@arandomnerdsrp358 asked:
Bob absolutely hated large crowds and he hated even more the fact that crowds were a necessary part of his job with the Thunderbolts. Every time someone merely glanced in his direction his brain automatically became paranoid.
Why were they staring at him? Was something wrong with him?
Of course something was wrong with him. He was a problem. He was wrong and everything was his fault. They all secretly hated him.
He could feel his heart racing and his flight or fight instinct kicked in. He needed to find Yelena.
Yelena was his person. The one who could help calm him without judgment.
Thankfully it didn’t take him long and he walked over to where she was.
Yelena clocked him before he even reached her: his shoulders too tight, his jaw wired like he was ready to bite the whole room just for looking. Crowds never sat right with Bob, and she’d learned the hard way that when his eyes went that wide, he wasn’t seeing people, he was seeing danger.
She leaned back against the wall, deliberately casual, and crooked a half-smile at him the moment he got within reach. “You look like you’re about to wrestle the air itself,” she teased, low enough so no one else could hear. Then, softer, “Come here, idiot.”

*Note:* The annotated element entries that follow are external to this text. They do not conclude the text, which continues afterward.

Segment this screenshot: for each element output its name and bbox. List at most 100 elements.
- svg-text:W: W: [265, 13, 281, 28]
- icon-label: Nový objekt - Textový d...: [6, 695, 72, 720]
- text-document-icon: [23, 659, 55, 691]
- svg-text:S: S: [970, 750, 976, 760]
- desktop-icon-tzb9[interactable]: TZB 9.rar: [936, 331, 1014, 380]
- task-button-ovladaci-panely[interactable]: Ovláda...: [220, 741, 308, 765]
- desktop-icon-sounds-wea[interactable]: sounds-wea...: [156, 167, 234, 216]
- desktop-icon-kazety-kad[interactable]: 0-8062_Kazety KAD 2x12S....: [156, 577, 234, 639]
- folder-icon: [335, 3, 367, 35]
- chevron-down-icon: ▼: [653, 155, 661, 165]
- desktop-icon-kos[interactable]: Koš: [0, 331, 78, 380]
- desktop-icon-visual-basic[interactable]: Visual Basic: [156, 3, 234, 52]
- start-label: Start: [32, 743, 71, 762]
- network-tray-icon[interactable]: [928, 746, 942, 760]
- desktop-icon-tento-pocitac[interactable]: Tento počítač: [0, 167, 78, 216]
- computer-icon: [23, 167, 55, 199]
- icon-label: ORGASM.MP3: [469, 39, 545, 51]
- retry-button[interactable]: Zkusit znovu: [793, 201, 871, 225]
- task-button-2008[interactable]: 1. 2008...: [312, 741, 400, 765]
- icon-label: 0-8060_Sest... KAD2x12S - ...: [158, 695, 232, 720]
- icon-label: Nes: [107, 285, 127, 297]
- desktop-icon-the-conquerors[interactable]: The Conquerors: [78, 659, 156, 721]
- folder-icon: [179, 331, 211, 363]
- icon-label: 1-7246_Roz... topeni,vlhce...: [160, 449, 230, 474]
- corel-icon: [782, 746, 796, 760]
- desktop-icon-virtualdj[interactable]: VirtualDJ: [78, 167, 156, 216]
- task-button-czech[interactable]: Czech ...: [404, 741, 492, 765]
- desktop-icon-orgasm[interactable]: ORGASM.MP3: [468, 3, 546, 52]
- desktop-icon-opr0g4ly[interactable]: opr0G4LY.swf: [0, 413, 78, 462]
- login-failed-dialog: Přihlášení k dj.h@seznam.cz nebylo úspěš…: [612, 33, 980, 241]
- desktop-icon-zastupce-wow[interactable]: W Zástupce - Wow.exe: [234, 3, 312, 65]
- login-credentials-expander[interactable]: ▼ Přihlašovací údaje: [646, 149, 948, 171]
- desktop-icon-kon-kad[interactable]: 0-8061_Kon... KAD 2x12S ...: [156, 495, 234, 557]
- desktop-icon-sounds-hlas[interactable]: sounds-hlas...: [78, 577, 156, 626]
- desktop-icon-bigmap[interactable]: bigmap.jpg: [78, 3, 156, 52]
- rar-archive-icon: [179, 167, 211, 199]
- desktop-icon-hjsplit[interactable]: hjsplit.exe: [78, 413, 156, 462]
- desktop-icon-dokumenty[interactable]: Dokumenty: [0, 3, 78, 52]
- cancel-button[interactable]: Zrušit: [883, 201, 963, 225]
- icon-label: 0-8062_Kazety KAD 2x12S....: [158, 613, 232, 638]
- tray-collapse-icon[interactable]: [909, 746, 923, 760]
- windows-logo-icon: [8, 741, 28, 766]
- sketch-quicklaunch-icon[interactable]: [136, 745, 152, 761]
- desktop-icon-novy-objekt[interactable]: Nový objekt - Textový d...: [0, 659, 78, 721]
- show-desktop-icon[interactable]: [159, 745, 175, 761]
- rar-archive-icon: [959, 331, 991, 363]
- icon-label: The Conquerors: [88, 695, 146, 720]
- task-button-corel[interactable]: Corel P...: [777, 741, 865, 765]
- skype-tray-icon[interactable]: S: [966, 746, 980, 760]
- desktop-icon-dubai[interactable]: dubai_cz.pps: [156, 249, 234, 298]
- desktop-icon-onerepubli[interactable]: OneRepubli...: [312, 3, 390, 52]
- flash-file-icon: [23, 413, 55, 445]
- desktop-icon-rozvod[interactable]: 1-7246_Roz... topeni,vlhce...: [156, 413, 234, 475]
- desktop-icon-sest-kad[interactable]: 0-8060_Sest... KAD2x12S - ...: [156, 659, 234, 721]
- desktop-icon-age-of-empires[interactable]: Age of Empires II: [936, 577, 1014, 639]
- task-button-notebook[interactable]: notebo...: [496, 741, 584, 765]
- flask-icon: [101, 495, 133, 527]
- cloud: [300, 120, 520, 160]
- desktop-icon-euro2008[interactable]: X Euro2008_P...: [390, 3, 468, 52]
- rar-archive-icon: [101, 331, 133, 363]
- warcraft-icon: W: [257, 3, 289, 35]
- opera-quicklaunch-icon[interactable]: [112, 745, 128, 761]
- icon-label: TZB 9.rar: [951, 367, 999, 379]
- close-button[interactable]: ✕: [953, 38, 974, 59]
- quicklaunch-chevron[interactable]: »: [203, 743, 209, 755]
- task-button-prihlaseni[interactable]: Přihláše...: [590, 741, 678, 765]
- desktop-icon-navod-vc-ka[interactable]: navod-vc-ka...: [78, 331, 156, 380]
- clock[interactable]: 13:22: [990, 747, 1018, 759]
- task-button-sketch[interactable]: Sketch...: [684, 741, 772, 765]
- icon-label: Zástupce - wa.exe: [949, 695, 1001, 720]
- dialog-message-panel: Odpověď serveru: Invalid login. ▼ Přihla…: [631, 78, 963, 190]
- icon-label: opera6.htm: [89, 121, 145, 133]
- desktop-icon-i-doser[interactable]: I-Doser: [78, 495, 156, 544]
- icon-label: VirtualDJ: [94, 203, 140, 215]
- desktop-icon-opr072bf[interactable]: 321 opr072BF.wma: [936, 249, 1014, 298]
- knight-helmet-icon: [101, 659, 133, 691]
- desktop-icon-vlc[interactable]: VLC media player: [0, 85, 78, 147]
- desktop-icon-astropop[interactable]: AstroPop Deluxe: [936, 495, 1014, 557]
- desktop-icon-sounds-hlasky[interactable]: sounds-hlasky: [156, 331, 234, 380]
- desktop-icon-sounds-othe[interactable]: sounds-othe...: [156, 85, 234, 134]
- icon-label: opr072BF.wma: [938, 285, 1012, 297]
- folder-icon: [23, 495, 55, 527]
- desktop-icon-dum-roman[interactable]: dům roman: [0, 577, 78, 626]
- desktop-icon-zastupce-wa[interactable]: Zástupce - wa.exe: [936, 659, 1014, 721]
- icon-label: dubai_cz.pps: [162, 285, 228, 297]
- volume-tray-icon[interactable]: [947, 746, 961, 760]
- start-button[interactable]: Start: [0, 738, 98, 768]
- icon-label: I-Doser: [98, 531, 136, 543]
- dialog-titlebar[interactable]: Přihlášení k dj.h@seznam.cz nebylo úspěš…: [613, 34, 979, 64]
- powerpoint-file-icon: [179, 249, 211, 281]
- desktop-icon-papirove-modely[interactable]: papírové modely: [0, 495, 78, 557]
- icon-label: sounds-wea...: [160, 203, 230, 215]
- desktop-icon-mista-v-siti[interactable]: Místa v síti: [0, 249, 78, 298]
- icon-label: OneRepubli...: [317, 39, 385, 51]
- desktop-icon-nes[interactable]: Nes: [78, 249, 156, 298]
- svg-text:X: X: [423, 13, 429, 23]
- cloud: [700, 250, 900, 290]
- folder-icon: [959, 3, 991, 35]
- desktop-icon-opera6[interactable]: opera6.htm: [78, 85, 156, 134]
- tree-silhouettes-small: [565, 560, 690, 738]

Without waiting, she caught his sleeve and tugged him closer until he was right there beside her. She didn’t wrap him up, too many eyes around for that, but she let her shoulder brush his, steady contact.
“They stare at me too, you know,” she murmured, tone dry, like she was confiding some grand secret. “But that’s because I’m gorgeous. You? You’re safe with me. Breathe.”
Her gaze cut across the room, daring anyone to keep watching them. Then she turned back, eyes softer just for him. “You don’t have to fight this whole crowd, Bob. Just stand here. With me.”
Yelena’s fingers tightened around his sleeve like an anchor and didn’t let go. When he stumbled closer, all jaw and jitter, she reached out and slid two fingers along the inside of his wrist, light, deliberate, until she felt the frantic drum under his skin. She let her thumb rest there, small, steady circles, a private metronome against chaos.
“Good,” she breathed, not loud, just enough for him. “Right here. Feel me.”
Then she caught his hand, properly, palm to palm, and folded his fingers over hers, a simple, human lock that said I’m here without making a scene. She didn’t smother him; she matched his breath, slow and shallow at first, and nudged it down with hers until the racing began to settle like someone tuning a bad radio.
“You’re not a problem, Bob,” she murmured, thumb still working that steady circle. “You’re not wrong. Not here. Not ever.” She let a crooked, private smile tug one corner of her mouth. “And if anyone wants to stare, let them. They can look all they want: they can’t steal you from me.”
When the room still felt too loud, she leaned in and pressed her forehead to his for a heartbeat, a ridiculous, intimate little human puzzle piece that fit only them. “Stay,” she said simply. “With me.”